Mit der bei Eifeler entwickelten SPCS-Technologie können nun Schichten abgeschieden werden, deren Oberflächenqualität und Dichte mit denen des gefilterten Arc vergleichbar sind, ohne dass dessen Nachteile auftreten.
Die Herausforderung lag in der Entwicklung eines Verfahrens was hinsichtlich der Schichtrauheit bei Applikationen zu den gewünschten Ergebnissen führt. Um die Technik in vorhandene Anlagen implementieren zu können, stand neben der Technologie auch die Entwicklung eines modularen und nachrüstbaren Systems im Vordergrund.

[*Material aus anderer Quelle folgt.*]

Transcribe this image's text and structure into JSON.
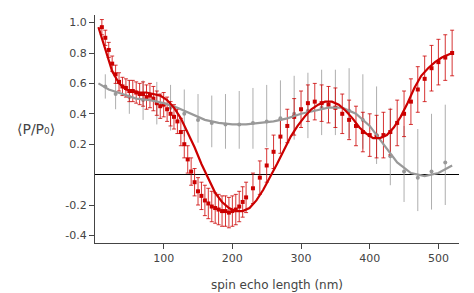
{
  "chart_data": {
    "type": "scatter",
    "xlabel": "spin echo length (nm)",
    "ylabel": "⟨P/P₀⟩",
    "xlim": [
      0,
      530
    ],
    "ylim": [
      -0.45,
      1.05
    ],
    "xticks": [
      100,
      200,
      300,
      400,
      500
    ],
    "yticks": [
      {
        "value": 1.0,
        "label": "1.0"
      },
      0.8,
      0.6,
      0.4,
      0.2,
      -0.2,
      -0.4
    ],
    "grid": false,
    "series": [
      {
        "type": "scatter",
        "marker": "circle",
        "color": "#999999",
        "x": [
          15,
          30,
          50,
          70,
          90,
          110,
          130,
          150,
          170,
          190,
          210,
          230,
          250,
          270,
          290,
          310,
          330,
          350,
          370,
          390,
          410,
          430,
          450,
          470,
          490,
          510
        ],
        "values": [
          0.58,
          0.53,
          0.51,
          0.49,
          0.47,
          0.44,
          0.4,
          0.36,
          0.34,
          0.33,
          0.33,
          0.34,
          0.35,
          0.37,
          0.4,
          0.42,
          0.44,
          0.44,
          0.42,
          0.36,
          0.26,
          0.12,
          0.02,
          -0.02,
          0.02,
          0.08
        ],
        "yerr_lo": [
          0.08,
          0.1,
          0.11,
          0.13,
          0.14,
          0.15,
          0.15,
          0.15,
          0.16,
          0.16,
          0.16,
          0.17,
          0.17,
          0.17,
          0.17,
          0.18,
          0.18,
          0.18,
          0.18,
          0.19,
          0.19,
          0.19,
          0.2,
          0.22,
          0.25,
          0.28
        ],
        "yerr_hi": [
          0.08,
          0.1,
          0.11,
          0.13,
          0.14,
          0.15,
          0.16,
          0.17,
          0.18,
          0.2,
          0.22,
          0.23,
          0.24,
          0.25,
          0.25,
          0.25,
          0.25,
          0.25,
          0.28,
          0.3,
          0.32,
          0.32,
          0.3,
          0.32,
          0.38,
          0.38
        ]
      },
      {
        "type": "scatter",
        "marker": "square",
        "color": "#cc0000",
        "x": [
          10,
          15,
          20,
          25,
          30,
          35,
          40,
          45,
          50,
          55,
          60,
          65,
          70,
          75,
          80,
          85,
          90,
          95,
          100,
          105,
          110,
          115,
          120,
          125,
          130,
          135,
          140,
          145,
          150,
          155,
          160,
          165,
          170,
          175,
          180,
          185,
          190,
          195,
          200,
          205,
          210,
          215,
          220,
          230,
          240,
          250,
          260,
          270,
          280,
          290,
          300,
          310,
          320,
          330,
          340,
          350,
          360,
          370,
          380,
          390,
          400,
          410,
          420,
          430,
          440,
          450,
          460,
          470,
          480,
          490,
          500,
          510,
          520
        ],
        "values": [
          0.97,
          0.9,
          0.82,
          0.73,
          0.66,
          0.61,
          0.58,
          0.57,
          0.55,
          0.55,
          0.54,
          0.53,
          0.53,
          0.51,
          0.52,
          0.5,
          0.47,
          0.45,
          0.46,
          0.43,
          0.4,
          0.38,
          0.35,
          0.28,
          0.2,
          0.1,
          0.02,
          -0.05,
          -0.11,
          -0.14,
          -0.17,
          -0.19,
          -0.21,
          -0.22,
          -0.23,
          -0.24,
          -0.24,
          -0.25,
          -0.24,
          -0.23,
          -0.21,
          -0.18,
          -0.15,
          -0.09,
          -0.02,
          0.06,
          0.15,
          0.25,
          0.32,
          0.38,
          0.43,
          0.47,
          0.48,
          0.47,
          0.46,
          0.44,
          0.4,
          0.36,
          0.32,
          0.28,
          0.26,
          0.25,
          0.26,
          0.28,
          0.34,
          0.4,
          0.48,
          0.56,
          0.63,
          0.7,
          0.74,
          0.77,
          0.8
        ],
        "yerr_lo": [
          0.05,
          0.05,
          0.05,
          0.05,
          0.06,
          0.06,
          0.06,
          0.06,
          0.07,
          0.07,
          0.07,
          0.07,
          0.08,
          0.08,
          0.08,
          0.08,
          0.08,
          0.08,
          0.08,
          0.08,
          0.08,
          0.08,
          0.08,
          0.09,
          0.09,
          0.09,
          0.09,
          0.09,
          0.09,
          0.09,
          0.1,
          0.1,
          0.1,
          0.1,
          0.1,
          0.1,
          0.1,
          0.1,
          0.1,
          0.1,
          0.1,
          0.1,
          0.1,
          0.1,
          0.11,
          0.11,
          0.11,
          0.11,
          0.11,
          0.12,
          0.12,
          0.12,
          0.12,
          0.12,
          0.12,
          0.13,
          0.13,
          0.13,
          0.13,
          0.13,
          0.14,
          0.14,
          0.15,
          0.15,
          0.15,
          0.15,
          0.15,
          0.15,
          0.15,
          0.15,
          0.15,
          0.15,
          0.15
        ],
        "yerr_hi": [
          0.05,
          0.05,
          0.05,
          0.05,
          0.06,
          0.06,
          0.06,
          0.06,
          0.07,
          0.07,
          0.07,
          0.07,
          0.08,
          0.08,
          0.08,
          0.08,
          0.08,
          0.08,
          0.08,
          0.08,
          0.08,
          0.08,
          0.08,
          0.09,
          0.09,
          0.09,
          0.09,
          0.09,
          0.09,
          0.09,
          0.1,
          0.1,
          0.1,
          0.1,
          0.1,
          0.1,
          0.1,
          0.1,
          0.1,
          0.1,
          0.1,
          0.1,
          0.1,
          0.1,
          0.11,
          0.11,
          0.11,
          0.11,
          0.11,
          0.12,
          0.12,
          0.12,
          0.12,
          0.12,
          0.12,
          0.13,
          0.13,
          0.13,
          0.13,
          0.13,
          0.14,
          0.14,
          0.15,
          0.15,
          0.15,
          0.15,
          0.15,
          0.15,
          0.15,
          0.15,
          0.15,
          0.15,
          0.15
        ]
      },
      {
        "type": "line",
        "line_style": "solid",
        "color": "#999999",
        "x": [
          5,
          20,
          40,
          60,
          80,
          100,
          120,
          140,
          160,
          180,
          200,
          220,
          240,
          260,
          280,
          300,
          320,
          340,
          360,
          380,
          400,
          420,
          440,
          460,
          480,
          500,
          520
        ],
        "values": [
          0.6,
          0.56,
          0.53,
          0.5,
          0.49,
          0.47,
          0.44,
          0.4,
          0.36,
          0.34,
          0.33,
          0.33,
          0.34,
          0.35,
          0.37,
          0.4,
          0.42,
          0.44,
          0.44,
          0.4,
          0.32,
          0.2,
          0.08,
          0.01,
          -0.01,
          0.01,
          0.06
        ]
      },
      {
        "type": "line",
        "line_style": "solid",
        "color": "#cc0000",
        "x": [
          5,
          15,
          25,
          35,
          45,
          55,
          65,
          75,
          85,
          95,
          105,
          115,
          125,
          135,
          145,
          155,
          165,
          175,
          185,
          195,
          205,
          215,
          225,
          235,
          245,
          255,
          265,
          275,
          285,
          295,
          305,
          315,
          325,
          335,
          345,
          355,
          365,
          375,
          385,
          395,
          405,
          415,
          425,
          435,
          445,
          455,
          465,
          475,
          485,
          495,
          505,
          520
        ],
        "values": [
          0.97,
          0.82,
          0.68,
          0.6,
          0.56,
          0.55,
          0.54,
          0.54,
          0.53,
          0.52,
          0.49,
          0.44,
          0.37,
          0.28,
          0.18,
          0.07,
          -0.03,
          -0.12,
          -0.18,
          -0.22,
          -0.24,
          -0.24,
          -0.22,
          -0.17,
          -0.1,
          -0.02,
          0.07,
          0.16,
          0.25,
          0.32,
          0.38,
          0.43,
          0.46,
          0.48,
          0.48,
          0.46,
          0.42,
          0.37,
          0.31,
          0.27,
          0.24,
          0.24,
          0.26,
          0.31,
          0.38,
          0.47,
          0.57,
          0.65,
          0.7,
          0.74,
          0.77,
          0.8
        ]
      }
    ]
  }
}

Mit der SPCS-Technologie wurde ein Stand erreicht, das diesen Maßstäben gerecht wird. Eigene und Kundentests haben auch bei großer Stückzahl herausragende Ergebnisse bestätigt.
Das Verfahren kann durch einfache Nachrüstung in konventionelle Arc-Beschichtungsanlagen, wie etwa der alpha400P, installiert werden. Es ist keine neue Anlagentechnik erforderlich.